Her most recent state petition was heard by Blair County Senior Judge Hiram A. Carpenter, who in 2014 ruled that it had been filed nearly nine years after the date when the statute of limitations expired.
Carpenter’s ruling was upheld by the Pennsylvania Superior Court in May 2015.
Kenney then filed a petition in December with the U.S. District Court in Johnstown challenging the ruling by Carpenter and presenting her contention that attorneys throughout her case had been ineffective.
In March, U.S. Magistrate Keith Pesto made a recommendation that Kenney’s petition be dismissed because it was untimely.
Earlier this month, Judge Gibson agreed with Pesto’s recommendation and issued an order denying her petition.
Gibson refused to issue a certificate of appealability, which would allow Kenney to take her case before the 3rd U.S. Circuit Court of Appeals.
This means she must present “a substantial showing of the denial of a constitutional right” if she wants her case heard by the federal appeals court.
Gibson rested his decision on Pesto’s 10-page opinion issued March 17.
Pesto cited the federal Antiterrorism and Effective Death Penalty Act of 1996 that requires petitions to be filed within a year of the final judgment of sentence.
There are exceptions to that general rule including a claim that new information has been discovered.
Kenney’s initial appeals were exhausted on Dec. 27, 2000, Pesto pointed out.
There were additional filings in the case as late as 2002, but then nothing occurred for almost nine years, or until Oct. 20, 2010, when Kenney herself filed a new post-conviction petition.
At that point an attorney was appointed for her, and the post-conviction challenges moved forward.

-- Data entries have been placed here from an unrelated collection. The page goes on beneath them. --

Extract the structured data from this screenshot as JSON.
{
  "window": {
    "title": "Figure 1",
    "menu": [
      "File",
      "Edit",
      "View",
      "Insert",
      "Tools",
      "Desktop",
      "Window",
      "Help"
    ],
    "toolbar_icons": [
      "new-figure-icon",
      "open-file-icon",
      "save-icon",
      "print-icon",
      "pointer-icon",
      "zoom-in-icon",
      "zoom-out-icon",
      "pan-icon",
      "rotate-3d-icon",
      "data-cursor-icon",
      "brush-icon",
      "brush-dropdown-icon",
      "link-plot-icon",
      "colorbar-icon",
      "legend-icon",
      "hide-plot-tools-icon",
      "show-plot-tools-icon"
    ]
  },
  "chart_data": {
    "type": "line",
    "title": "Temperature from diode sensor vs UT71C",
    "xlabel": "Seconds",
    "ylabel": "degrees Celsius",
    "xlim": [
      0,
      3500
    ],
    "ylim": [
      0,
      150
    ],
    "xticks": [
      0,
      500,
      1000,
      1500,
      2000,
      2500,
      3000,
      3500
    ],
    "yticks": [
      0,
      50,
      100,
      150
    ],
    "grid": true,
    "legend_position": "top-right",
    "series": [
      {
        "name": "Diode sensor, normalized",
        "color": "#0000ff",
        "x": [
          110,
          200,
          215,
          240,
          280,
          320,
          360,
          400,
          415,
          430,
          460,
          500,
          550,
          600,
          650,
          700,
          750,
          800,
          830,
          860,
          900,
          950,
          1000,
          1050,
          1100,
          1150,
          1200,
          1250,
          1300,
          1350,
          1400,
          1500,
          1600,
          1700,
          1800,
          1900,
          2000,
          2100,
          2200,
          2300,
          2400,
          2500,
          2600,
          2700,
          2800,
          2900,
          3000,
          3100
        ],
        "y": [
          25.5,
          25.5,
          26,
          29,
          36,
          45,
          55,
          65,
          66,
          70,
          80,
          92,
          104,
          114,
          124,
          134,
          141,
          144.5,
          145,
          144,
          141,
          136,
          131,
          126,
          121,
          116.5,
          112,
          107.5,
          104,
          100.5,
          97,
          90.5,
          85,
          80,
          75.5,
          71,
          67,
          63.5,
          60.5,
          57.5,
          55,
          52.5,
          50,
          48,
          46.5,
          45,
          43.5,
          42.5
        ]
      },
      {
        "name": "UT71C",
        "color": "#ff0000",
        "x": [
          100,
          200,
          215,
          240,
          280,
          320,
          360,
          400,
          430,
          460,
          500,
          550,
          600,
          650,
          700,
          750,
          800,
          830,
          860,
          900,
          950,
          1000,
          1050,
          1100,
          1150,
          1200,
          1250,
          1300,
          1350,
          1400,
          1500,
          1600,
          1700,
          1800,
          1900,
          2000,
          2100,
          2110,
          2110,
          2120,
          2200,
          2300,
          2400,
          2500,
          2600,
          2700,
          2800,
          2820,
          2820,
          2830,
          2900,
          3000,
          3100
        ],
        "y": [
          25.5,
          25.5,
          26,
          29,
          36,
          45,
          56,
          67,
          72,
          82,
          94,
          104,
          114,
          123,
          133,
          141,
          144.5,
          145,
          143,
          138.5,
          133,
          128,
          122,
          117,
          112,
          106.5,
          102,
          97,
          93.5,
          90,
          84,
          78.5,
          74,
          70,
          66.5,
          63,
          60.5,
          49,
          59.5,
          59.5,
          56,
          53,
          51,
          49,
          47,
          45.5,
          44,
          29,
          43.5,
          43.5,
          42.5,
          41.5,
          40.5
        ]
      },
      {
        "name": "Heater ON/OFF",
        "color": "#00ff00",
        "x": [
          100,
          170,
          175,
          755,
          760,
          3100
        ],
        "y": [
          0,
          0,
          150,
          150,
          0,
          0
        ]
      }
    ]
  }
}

That nine-year hiatus proved to be insurmountable even though Kenney maintained that she didn’t realize she allegedly had been “abandoned” by her court-appointed attorney in the early 2000s.
When Carpenter heard testimony in the case in 2014 that attorney said he was never notified of his appointment.
Pesto cast doubt on Kenney’s argument that she “only recently discovered (the attorney’s) lack of action.”
Kenney was charged with the murder of the youngster in March 1997.
The case led to the passage of a law by the Pennsylvania General Assembly, known as Ashley’s Law, that made it possible for police and child welfare agencies to work cooperatively across county lines in the investigation of child abuse complaints.
Kenney had 14 days to challenge Pesto’s March recommendation but did not file exceptions.